Mais je ne pense pas qu’il faille la prendre à la légère car d’une part elle est en train de ruiner le crédit si laborieusement acquis par les Palestiniens auprès de l’opinion et vise à terme la stigmatisation de tous les actes de la résistance palestinienne présents et à venir et, d’autre part, elle pourrait légitimer les actes les plus abjects qu’Israël commet et commettra dans le cadre du programme génocidaire qu’il a annoncé (les Palestiniens étant désormais ravalés au rang d'"animaux" dans son discours officiel).
Mediapart écrivait hier qu’« un certain nombre d’autres villes et colonies proches de la frontière avec Gaza ont également été ciblées lors de la première vague d’attaques du Hamas, notamment Ofakim, Sdérot, Yad Mordechai, Yated et Kissoufim ».
Cela promet une suite abondante au feuilleton : d’autres scènes arrangées, d’autres visites guidées, d’autres dizaines de victimes recensées.
___________________________________________________
[1] Voir l’article de Mediapart intitulé Massacres dans deux kibboutz : « Ils ont assassiné de sang-froid des enfants, des gens âgés ».

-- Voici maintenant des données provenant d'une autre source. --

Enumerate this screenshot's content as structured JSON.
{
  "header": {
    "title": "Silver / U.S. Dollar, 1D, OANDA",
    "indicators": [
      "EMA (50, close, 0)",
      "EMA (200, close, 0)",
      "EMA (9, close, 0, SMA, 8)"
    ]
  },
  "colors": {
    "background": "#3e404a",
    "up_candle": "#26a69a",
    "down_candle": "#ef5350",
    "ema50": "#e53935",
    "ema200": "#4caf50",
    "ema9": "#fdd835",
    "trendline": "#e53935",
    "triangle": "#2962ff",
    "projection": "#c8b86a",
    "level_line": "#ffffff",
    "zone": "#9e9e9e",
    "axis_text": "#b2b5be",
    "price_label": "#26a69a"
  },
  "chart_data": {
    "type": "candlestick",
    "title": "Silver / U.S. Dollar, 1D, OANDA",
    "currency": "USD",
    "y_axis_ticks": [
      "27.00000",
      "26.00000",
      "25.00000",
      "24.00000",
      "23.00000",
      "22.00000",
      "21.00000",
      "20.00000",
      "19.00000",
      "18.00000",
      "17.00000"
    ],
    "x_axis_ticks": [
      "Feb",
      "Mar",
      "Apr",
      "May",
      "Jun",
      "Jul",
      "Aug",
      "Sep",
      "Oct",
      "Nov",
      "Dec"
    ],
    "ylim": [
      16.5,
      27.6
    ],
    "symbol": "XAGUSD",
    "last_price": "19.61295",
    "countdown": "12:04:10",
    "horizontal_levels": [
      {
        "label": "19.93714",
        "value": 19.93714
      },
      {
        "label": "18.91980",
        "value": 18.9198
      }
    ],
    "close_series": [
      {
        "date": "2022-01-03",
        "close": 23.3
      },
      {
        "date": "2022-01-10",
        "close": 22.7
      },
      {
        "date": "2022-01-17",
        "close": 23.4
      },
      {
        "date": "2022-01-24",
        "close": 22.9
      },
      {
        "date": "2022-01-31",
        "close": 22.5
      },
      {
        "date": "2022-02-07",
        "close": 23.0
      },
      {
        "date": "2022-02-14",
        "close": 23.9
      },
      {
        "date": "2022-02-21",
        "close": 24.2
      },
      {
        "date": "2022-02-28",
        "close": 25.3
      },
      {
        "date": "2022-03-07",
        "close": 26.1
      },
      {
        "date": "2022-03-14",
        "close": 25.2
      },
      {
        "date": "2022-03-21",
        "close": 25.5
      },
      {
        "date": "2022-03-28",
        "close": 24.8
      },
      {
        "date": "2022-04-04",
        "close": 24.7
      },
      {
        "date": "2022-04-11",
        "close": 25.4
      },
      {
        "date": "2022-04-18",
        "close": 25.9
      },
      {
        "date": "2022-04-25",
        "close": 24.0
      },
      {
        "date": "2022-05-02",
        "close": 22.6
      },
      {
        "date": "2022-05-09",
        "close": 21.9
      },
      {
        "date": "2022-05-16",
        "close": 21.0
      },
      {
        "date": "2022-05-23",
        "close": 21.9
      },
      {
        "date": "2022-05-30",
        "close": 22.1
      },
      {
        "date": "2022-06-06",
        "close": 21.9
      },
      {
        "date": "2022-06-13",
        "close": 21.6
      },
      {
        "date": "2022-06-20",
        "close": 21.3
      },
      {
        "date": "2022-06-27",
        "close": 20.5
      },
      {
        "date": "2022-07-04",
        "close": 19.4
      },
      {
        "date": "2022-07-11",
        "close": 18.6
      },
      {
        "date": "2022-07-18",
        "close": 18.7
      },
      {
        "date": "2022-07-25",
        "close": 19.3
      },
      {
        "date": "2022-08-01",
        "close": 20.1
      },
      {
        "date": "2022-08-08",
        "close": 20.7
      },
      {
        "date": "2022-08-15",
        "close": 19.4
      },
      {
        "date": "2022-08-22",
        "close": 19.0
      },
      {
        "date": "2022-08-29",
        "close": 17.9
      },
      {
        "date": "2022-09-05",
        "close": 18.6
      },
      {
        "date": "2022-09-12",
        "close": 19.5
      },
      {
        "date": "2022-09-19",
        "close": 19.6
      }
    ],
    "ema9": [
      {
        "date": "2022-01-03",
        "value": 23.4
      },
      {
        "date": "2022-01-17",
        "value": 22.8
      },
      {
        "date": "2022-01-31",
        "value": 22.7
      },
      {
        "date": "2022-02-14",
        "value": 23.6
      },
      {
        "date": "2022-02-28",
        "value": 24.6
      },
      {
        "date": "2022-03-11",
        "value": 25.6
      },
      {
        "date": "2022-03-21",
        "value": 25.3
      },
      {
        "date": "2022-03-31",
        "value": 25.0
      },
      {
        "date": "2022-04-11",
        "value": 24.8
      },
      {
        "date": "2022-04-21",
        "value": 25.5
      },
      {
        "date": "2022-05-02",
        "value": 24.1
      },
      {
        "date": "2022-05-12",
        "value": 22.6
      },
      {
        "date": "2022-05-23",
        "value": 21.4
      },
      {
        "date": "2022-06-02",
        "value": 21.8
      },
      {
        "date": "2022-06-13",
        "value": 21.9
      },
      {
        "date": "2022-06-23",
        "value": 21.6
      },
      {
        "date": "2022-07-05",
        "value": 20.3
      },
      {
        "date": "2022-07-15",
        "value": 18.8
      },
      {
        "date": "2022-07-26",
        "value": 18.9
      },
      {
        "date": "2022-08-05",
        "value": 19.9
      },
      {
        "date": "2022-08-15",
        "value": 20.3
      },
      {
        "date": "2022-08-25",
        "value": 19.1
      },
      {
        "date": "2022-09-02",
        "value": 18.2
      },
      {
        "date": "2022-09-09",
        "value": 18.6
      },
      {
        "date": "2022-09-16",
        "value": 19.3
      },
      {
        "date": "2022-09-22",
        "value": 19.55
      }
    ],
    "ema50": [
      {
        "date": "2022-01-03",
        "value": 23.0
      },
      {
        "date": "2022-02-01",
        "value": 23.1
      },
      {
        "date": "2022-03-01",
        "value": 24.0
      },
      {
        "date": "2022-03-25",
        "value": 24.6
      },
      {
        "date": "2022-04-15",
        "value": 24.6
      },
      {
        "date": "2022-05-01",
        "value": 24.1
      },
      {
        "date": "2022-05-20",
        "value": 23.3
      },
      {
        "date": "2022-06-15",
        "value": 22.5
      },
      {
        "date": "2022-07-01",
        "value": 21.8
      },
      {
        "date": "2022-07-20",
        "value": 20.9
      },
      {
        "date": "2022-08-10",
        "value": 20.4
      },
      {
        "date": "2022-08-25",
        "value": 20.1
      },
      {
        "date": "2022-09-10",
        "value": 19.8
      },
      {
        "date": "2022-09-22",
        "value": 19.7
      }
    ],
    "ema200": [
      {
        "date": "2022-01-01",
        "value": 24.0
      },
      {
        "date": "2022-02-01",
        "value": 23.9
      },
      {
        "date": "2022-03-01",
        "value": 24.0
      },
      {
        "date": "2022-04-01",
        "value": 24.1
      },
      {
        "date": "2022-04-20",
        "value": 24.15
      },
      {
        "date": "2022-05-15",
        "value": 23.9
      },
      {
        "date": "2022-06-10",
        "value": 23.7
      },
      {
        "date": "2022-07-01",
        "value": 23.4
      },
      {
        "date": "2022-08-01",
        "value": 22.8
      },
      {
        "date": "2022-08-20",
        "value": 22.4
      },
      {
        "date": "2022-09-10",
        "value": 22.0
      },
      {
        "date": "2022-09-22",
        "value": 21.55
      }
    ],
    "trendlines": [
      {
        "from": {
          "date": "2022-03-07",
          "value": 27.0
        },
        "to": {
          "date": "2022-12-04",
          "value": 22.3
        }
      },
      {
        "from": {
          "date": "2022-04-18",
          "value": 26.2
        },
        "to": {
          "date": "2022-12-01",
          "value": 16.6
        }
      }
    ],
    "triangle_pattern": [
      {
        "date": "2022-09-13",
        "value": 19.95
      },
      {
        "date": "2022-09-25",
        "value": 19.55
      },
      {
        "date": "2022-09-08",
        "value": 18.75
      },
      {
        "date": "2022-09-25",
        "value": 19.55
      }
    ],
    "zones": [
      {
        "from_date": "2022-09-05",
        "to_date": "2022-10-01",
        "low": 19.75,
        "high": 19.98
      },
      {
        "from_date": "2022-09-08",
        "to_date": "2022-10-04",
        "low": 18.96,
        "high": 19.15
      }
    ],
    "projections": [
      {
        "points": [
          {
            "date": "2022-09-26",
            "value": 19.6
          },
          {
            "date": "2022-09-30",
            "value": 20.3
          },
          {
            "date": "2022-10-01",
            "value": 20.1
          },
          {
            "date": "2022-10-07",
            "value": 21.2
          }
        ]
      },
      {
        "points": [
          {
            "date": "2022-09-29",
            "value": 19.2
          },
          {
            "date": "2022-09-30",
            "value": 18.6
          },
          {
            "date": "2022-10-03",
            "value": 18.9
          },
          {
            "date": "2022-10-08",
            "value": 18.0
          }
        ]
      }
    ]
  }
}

[2] https://www.bbc.com/arabic/articles/c51xp4yzl5eo
[3] https://www.aljazeera.net/news/2023/10/8/%D8%B4%D8%A7%D9%87%D8%AF-%D8%A7%D9%84%D9%85%D9%82%D8%A7%D9%88%D9%85%D8%A9-%D8%AA%D9%82%D8%AA%D8%AD%D9%85-%D9%83%D9%81%D8%B1-%D8%B9%D8%B2%D8%A9-%D9%88%D8%AA%D8%AE%D9%88%D8%B6
[4] Israël : d’où vient le chiffre de «40 bébés tués» et parfois «décapités» par le Hamas à Kfar Aza ? Article du journal Libération publié le 10-11 octobre 2023.